С юга на восток и дальше на север продолжала разворачиваться панорама города. Но весь облик рабочего Харькова был чужим. В заводских районах мертвый частокол труб. А на площади Тевелева — пожары. Дым над крылатой громадой Госпрома. Солнечные лучи не поблескивают и не отражаются в его окнах. Не слышно паровозных гудков на Южном вокзале. Не спешат к нему и не позванивают трамваи. Некогда шумные улицы безлюдны, каменное безмолвие.

Устало опустились бойцы на землю.

«Голод не тетка», — подумал комдив и неожиданно принял отчаянное решение. Оно возникло сразу, и, чтобы покончить в душе с колебанием, Мажирин сказал:

— Мы привыкли рисковать, ребята, рискнем еще раз… Синокип пойдет со мной в Харьков, мы достанем продукты. Я служил в этом городе, у меня есть хорошие знакомые. Я думаю, не все они успели выехать.

— Это опасно, не ходите в город, товарищ комдив. Вас там схватят. Мы отдохнем и как-нибудь справимся с голодухой, — зашумели бойцы.

— Слушайте приказ. — Мажирин достал из кармана потертую карту. — Запомните, товарищи, город обходить только с южной стороны. — И он указал рукой на местность. — Смотрите, на юге ни одного разрыва, там брешь! Завтра утром мы должны встретиться вот в этой роще за железнодорожной будкой и перейти линию фронта. — Комдив вручил карту рыжебородому сержанту и усмехнулся: — А поворотись-ка, сын! Экой ты смешной какой! Что это на вас за поповские подрясники? Экие свитки! Таких свиток еще и на свете не было. Ну, сын, давай поменяемся, я тебе дам полковничью шинель, а ты мне крестьянскую свитку. — Комдив накинул на плечи латаную-перелатанную одежонку. — Хороша свитка… Для визита в город подойдет.

Такую же свитку вместо шинели надел и лейтенант Сергей Синокип. Видя, что решение принято окончательно и бесповоротно, бойцы принялись собирать своих командиров в дорогу. Они дали им по «лимонке» и по запасной обойме к пистолетам ТТ.
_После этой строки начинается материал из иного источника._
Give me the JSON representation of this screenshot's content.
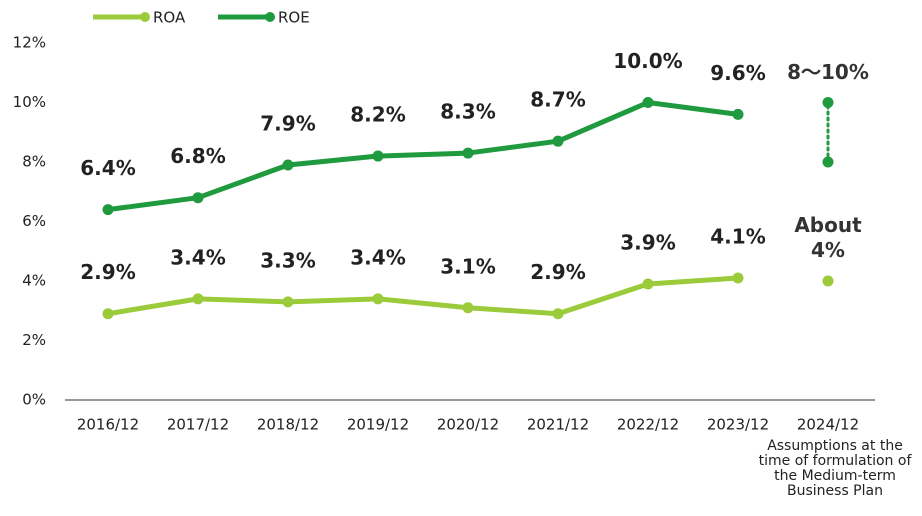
{
  "chart_data": {
    "type": "line",
    "categories": [
      "2016/12",
      "2017/12",
      "2018/12",
      "2019/12",
      "2020/12",
      "2021/12",
      "2022/12",
      "2023/12",
      "2024/12"
    ],
    "category_note": "Assumptions at the time of formulation of the Medium-term Business Plan",
    "series": [
      {
        "name": "ROA",
        "color": "#9bcb3b",
        "values": [
          2.9,
          3.4,
          3.3,
          3.4,
          3.1,
          2.9,
          3.9,
          4.1,
          null
        ],
        "value_labels": [
          "2.9%",
          "3.4%",
          "3.3%",
          "3.4%",
          "3.1%",
          "2.9%",
          "3.9%",
          "4.1%",
          null
        ],
        "target": {
          "values": [
            4
          ],
          "label": "About 4%"
        }
      },
      {
        "name": "ROE",
        "color": "#1f9a3e",
        "values": [
          6.4,
          6.8,
          7.9,
          8.2,
          8.3,
          8.7,
          10.0,
          9.6,
          null
        ],
        "value_labels": [
          "6.4%",
          "6.8%",
          "7.9%",
          "8.2%",
          "8.3%",
          "8.7%",
          "10.0%",
          "9.6%",
          null
        ],
        "target": {
          "values": [
            8,
            10
          ],
          "label": "8〜10%"
        }
      }
    ],
    "ylim": [
      0,
      12
    ],
    "yticks": [
      {
        "value": 0,
        "label": "0%"
      },
      {
        "value": 2,
        "label": "2%"
      },
      {
        "value": 4,
        "label": "4%"
      },
      {
        "value": 6,
        "label": "6%"
      },
      {
        "value": 8,
        "label": "8%"
      },
      {
        "value": 10,
        "label": "10%"
      },
      {
        "value": 12,
        "label": "12%"
      }
    ],
    "legend": "top-left",
    "grid": false
  }
}
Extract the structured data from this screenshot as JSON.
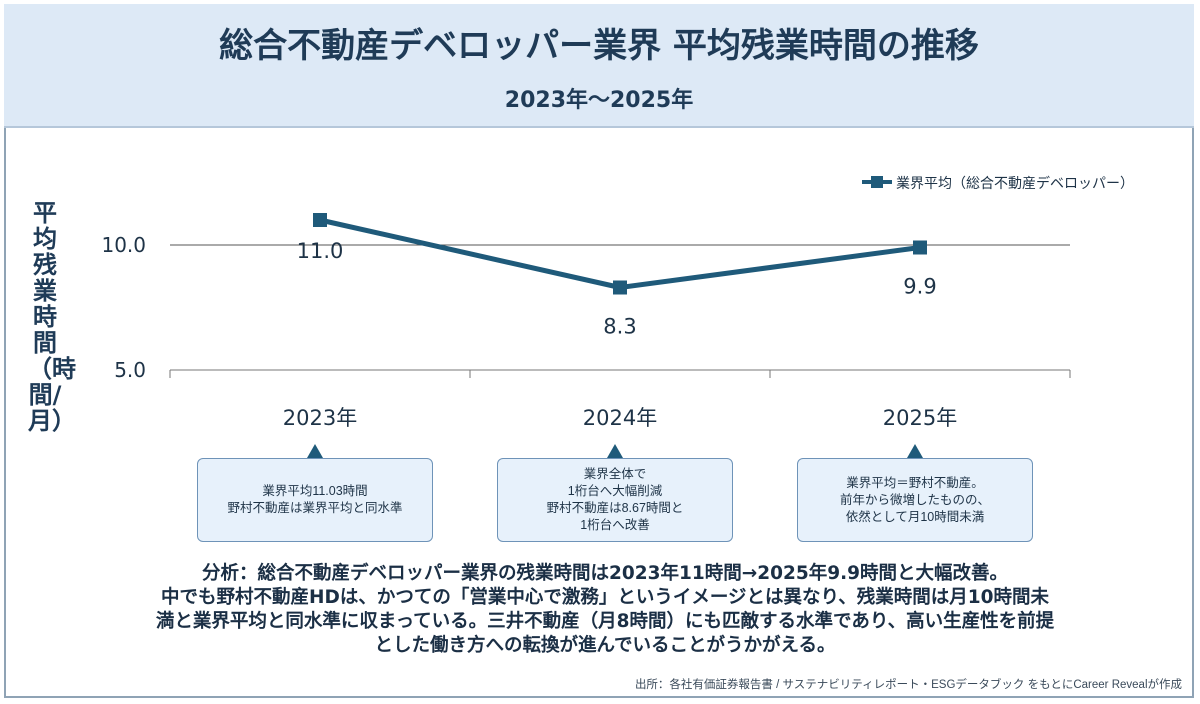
{
  "header": {
    "title": "総合不動産デベロッパー業界 平均残業時間の推移",
    "subtitle": "2023年〜2025年"
  },
  "colors": {
    "series": "#1f5a7a",
    "header_bg": "#dde9f6",
    "callout_bg": "#e7f1fb"
  },
  "chart_data": {
    "type": "line",
    "ylabel": "平均残業時間（時間/月）",
    "categories": [
      "2023年",
      "2024年",
      "2025年"
    ],
    "series": [
      {
        "name": "業界平均（総合不動産デベロッパー）",
        "values": [
          11.0,
          8.3,
          9.9
        ]
      }
    ],
    "data_labels": [
      "11.0",
      "8.3",
      "9.9"
    ],
    "y_ticks": [
      "5.0",
      "10.0"
    ],
    "ylim": [
      5.0,
      13.0
    ],
    "gridlines": [
      10.0
    ],
    "legend": "top-right"
  },
  "callouts": [
    {
      "text": "業界平均11.03時間\n野村不動産は業界平均と同水準"
    },
    {
      "text": "業界全体で\n1桁台へ大幅削減\n野村不動産は8.67時間と\n1桁台へ改善"
    },
    {
      "text": "業界平均＝野村不動産。\n前年から微増したものの、\n依然として月10時間未満"
    }
  ],
  "analysis": "分析：総合不動産デベロッパー業界の残業時間は2023年11時間→2025年9.9時間と大幅改善。\n中でも野村不動産HDは、かつての「営業中心で激務」というイメージとは異なり、残業時間は月10時間未\n満と業界平均と同水準に収まっている。三井不動産（月8時間）にも匹敵する水準であり、高い生産性を前提\nとした働き方への転換が進んでいることがうかがえる。",
  "source": "出所：各社有価証券報告書 / サステナビリティレポート・ESGデータブック をもとにCareer Revealが作成"
}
Западная окраина Холодной горы была превращена защитниками Харькова в настоящую полевую крепость. Ряды колючей проволоки, окопы, блиндажи, траншеи, глубокий противотанковый ров. Каждый оставленный войсками узел обороны напоминал разрытый степной курган.

Тихо на Холодной горе. На улицах не было даже одиноких прохожих. В недоброй, чутко настороженной тишине одноэтажные домики словно отодвинулись от узких тротуаров и ушли в глубь палисадников. Ставни закрыты наглухо. Калитки на крючках.

По безлюдной улице комдив с лейтенантом спустились к мелководной Лопани, одетой в серый гранит и совершенно зеленой от нечистот и застоя. Под ногами проскрипел подвесной пешеходный мостик, и комдив с лейтенантом юркнули в подворотню. Здесь они осмотрелись и постучали в приоткрытую дверь.